About Ellipse Perimeter Calculation

What is the Perimeter of an Ellipse?

The perimeter of an ellipse, also known as its circumference, is the distance around the ellipse. Unlike a circle, an ellipse's perimeter doesn't have a simple exact formula and is typically calculated using approximations.

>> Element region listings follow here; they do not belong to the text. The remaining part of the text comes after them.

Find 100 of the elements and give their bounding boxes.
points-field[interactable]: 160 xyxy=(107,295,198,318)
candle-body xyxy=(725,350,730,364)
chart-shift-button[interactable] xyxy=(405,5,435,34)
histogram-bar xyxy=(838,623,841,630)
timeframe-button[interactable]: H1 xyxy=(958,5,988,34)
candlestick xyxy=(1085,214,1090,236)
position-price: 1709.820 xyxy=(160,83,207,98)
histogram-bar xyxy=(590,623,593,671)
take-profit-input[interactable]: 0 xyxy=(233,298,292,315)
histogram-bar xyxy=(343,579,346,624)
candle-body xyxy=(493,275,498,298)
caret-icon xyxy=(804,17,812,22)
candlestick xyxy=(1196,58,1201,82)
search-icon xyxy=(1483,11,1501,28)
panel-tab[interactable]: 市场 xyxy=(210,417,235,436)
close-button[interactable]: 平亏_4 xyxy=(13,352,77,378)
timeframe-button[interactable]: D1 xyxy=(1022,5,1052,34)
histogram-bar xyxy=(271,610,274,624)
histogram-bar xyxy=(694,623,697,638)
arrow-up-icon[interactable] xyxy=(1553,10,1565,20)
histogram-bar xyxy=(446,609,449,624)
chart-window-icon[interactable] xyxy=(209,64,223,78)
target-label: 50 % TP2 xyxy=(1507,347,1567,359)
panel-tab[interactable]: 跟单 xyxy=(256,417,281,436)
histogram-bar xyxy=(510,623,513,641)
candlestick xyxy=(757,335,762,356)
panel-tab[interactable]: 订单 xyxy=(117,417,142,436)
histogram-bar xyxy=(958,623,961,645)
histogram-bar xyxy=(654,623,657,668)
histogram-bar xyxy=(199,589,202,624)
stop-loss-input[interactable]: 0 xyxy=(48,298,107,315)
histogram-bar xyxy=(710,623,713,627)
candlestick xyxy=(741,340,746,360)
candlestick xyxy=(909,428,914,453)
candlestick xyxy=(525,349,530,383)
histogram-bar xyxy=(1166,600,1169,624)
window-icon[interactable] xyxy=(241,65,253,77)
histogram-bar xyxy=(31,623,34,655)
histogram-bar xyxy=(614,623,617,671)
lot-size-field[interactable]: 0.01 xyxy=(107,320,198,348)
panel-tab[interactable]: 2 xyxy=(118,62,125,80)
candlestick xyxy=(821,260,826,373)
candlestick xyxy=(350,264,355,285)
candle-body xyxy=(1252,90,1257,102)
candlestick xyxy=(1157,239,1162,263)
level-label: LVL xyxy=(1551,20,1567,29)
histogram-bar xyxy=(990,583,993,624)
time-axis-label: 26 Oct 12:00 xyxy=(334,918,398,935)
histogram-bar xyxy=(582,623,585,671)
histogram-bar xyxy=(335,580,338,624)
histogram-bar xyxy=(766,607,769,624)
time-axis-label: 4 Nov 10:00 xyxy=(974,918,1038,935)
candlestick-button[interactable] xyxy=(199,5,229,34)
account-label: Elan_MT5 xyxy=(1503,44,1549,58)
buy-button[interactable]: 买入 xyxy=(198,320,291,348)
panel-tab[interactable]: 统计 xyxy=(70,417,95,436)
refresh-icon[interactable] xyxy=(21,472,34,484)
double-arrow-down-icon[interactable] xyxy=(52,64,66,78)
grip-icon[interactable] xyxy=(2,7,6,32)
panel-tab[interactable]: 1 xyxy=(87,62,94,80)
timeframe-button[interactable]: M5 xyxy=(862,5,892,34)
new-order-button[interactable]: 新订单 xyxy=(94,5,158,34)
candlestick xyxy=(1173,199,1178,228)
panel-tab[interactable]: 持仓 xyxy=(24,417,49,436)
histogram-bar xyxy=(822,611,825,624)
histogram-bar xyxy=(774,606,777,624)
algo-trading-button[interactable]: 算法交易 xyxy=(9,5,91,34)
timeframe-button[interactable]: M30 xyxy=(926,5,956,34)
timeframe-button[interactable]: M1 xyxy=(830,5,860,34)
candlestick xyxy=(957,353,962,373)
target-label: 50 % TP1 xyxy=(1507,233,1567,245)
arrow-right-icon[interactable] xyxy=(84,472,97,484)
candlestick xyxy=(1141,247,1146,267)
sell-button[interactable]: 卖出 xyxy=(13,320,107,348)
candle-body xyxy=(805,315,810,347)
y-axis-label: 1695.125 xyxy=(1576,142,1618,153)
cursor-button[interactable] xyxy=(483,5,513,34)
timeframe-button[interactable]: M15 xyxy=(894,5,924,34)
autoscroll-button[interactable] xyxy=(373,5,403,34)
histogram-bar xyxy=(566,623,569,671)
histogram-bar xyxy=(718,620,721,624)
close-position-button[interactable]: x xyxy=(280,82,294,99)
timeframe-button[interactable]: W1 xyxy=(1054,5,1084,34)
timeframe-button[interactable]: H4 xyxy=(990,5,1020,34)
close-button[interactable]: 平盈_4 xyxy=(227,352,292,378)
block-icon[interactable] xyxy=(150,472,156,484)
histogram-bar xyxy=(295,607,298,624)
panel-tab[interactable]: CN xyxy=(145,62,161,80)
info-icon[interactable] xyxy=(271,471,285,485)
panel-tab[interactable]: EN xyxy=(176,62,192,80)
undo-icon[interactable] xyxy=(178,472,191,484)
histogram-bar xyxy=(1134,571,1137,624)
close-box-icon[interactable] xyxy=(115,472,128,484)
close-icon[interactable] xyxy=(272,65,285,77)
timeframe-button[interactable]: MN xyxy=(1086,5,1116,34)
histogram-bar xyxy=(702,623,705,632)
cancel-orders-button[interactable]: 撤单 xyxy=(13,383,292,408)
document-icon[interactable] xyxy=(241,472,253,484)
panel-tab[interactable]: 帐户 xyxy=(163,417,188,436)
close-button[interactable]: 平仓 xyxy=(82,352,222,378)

Formula for Ellipse Perimeter

While there's no simple exact formula, a commonly used approximation for the perimeter of an ellipse is:

\[P \approx \pi(a+b)(1 + \frac{3h}{10 + \sqrt{4-3h}})\]

Where:

• \(P\) is the perimeter of the ellipse
• \(a\) is the length of the semi-major axis
• \(b\) is the length of the semi-minor axis
• \(h = (\frac{a-b}{a+b})^2\)
• \(\pi\) (pi) is approximately 3.14159

This formula, known as Ramanujan's approximation, is accurate to within 0.04% for any ellipse.

Calculation Steps

1. Identify the lengths of the semi-major axis (\(a\)) and semi-minor axis (\(b\)) of the ellipse.
2. Calculate \(h = (\frac{a-b}{a+b})^2\).
3. Substitute these values into the formula: \(P \approx \pi(a+b)(1 + \frac{3h}{10 + \sqrt{4-3h}})\).
4. Compute the result to get the approximate perimeter of the ellipse.

Example

Let's calculate the perimeter of an ellipse with a semi-major axis of 5 units and a semi-minor axis of 3 units:

1. Given: \(a = 5\) units, \(b = 3\) units
2. Calculate \(h\):
   \(h = (\frac{5-3}{5+3})^2 = (\frac{1}{4})^2 = 0.0625\)
3. Apply the formula:
   \(P \approx \pi(5+3)(1 + \frac{3(0.0625)}{10 + \sqrt{4-3(0.0625)}})\)
4. Calculate:
   \(P \approx 25.5265\) units

Visual representation:

Therefore, the perimeter of the ellipse is approximately 25.53 units.